EC President Michel to hold key talks with Orban in Budapest
European Council President Charles Michel (right) in Budapest at Viktor Orban's office in November 2019. / bne IntelliNews
By Tamas Csonka in Budapest November 27, 2023

European Council President Charles Michel will travel to Hungary for a bilateral meeting with Hungarian PM Viktor Orban on November 27, a couple of days after Hungary’s strongman called for "urgent discussion" on the bloc's overall strategy on Ukraine in a letter addressed to Michel.

According to the official statement, the talks will be a preparation for the December 14-15 meeting of the European Council, but observers say Michel is coming to Budapest to try to remove Vikor Orban’veto against further aid for Ukraine.

The European Council is unable to make key decisions on security guarantees for Ukraine, additional financial support, further strengthening of the EU sanctions regime (against Russia), or the future of the enlargement process unless a consensus on our future strategy toward Ukraine is found," according to a letter from Orban to Michel.

Effectively, Orban has continued to threaten to block additional support for Ukraine, the start of Ukraine's EU accession negotiations, and a new round of sanctions against Russia. 

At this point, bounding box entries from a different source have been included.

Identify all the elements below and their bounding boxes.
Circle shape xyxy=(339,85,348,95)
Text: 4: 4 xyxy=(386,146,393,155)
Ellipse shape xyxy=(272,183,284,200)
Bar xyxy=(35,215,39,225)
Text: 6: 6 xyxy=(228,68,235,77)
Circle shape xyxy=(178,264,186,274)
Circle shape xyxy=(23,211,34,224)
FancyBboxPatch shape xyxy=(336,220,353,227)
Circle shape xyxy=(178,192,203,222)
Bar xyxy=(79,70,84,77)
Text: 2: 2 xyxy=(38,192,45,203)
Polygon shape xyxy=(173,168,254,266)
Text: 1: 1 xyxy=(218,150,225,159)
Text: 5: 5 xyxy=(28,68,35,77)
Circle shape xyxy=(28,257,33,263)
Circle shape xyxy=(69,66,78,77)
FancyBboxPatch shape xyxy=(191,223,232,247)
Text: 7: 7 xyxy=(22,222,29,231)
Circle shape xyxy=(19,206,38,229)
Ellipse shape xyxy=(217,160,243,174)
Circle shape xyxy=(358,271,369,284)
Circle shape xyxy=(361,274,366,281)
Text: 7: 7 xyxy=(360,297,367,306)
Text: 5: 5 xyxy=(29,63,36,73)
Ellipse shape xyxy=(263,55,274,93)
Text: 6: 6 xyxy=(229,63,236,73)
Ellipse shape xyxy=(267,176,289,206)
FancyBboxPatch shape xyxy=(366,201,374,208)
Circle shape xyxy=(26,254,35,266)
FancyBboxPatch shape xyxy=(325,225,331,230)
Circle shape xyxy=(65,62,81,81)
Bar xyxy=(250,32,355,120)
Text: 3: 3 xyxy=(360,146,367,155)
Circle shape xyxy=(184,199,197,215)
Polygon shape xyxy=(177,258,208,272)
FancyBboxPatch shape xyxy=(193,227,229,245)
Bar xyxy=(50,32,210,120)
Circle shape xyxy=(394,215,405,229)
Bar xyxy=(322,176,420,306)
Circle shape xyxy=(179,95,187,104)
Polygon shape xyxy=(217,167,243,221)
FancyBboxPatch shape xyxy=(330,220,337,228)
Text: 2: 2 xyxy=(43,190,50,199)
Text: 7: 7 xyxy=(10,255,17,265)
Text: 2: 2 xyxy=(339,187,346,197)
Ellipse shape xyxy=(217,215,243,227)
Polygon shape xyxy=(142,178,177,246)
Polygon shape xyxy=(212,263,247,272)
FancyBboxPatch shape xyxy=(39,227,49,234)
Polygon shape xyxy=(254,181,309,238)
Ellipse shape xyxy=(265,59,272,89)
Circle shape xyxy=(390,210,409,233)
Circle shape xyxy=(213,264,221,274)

Facing difficulties on the military front, Ukraine is awaiting new arms deliveries, financial support, and negotiations for EU membership

Orban is accused of wielding his veto power against European aid to Ukraine to unlock European funds. The disbursements of the RRF fund, totalling €10.4bn, remain contingent on progress in meeting more than two dozen super milestones.

The funds from this plan are frozen until Hungary fulfills a series of conditions set by the Commission, including independence of the judiciary, combating corruption, and public procurement rules.

On Thursday, the European Commission approved Hungary's modified Recovery and Resilience Plan (RRF), which will allow the country to receive €0.9bn in pre-financing of the REPowerEU funds.

The EU has also blocked €6.3bn from Cohesion Funds to Budapest because of concerns over rule of law issues, corruption, and the lack of judiciary reforms. Additionally, some €2.5bn of Cohesion Funds  are blocked due to treatment of refugees, discrimination against the LGBT community, and violations of academic freedom.

According to one EU diplomat speaking to Politico, the Orban government has “booby-trapped” every decision pertaining to Ukraine with its threat of veto, while several member states are already discussing how to bypass Hungary’s veto, though this would undermine the unity of the Union.

Politico also recalled that many MEPs are concerned over the European Commission’s rumoured plans to release some of the frozen EU funds, yielding to Orban's veto threats., but Justice Commissioner Didier Reynders has reassured them that funds “will not flow in the absence of necessary changes”.

In related news, Ukraine is mulling a new bill in Ukraine that would allow minorities to use their mother tongue in school.  Hungary will not support Ukraine in international politics in any way until it has restored the language rights of the Hungarian minority in the country, Orban said earlier.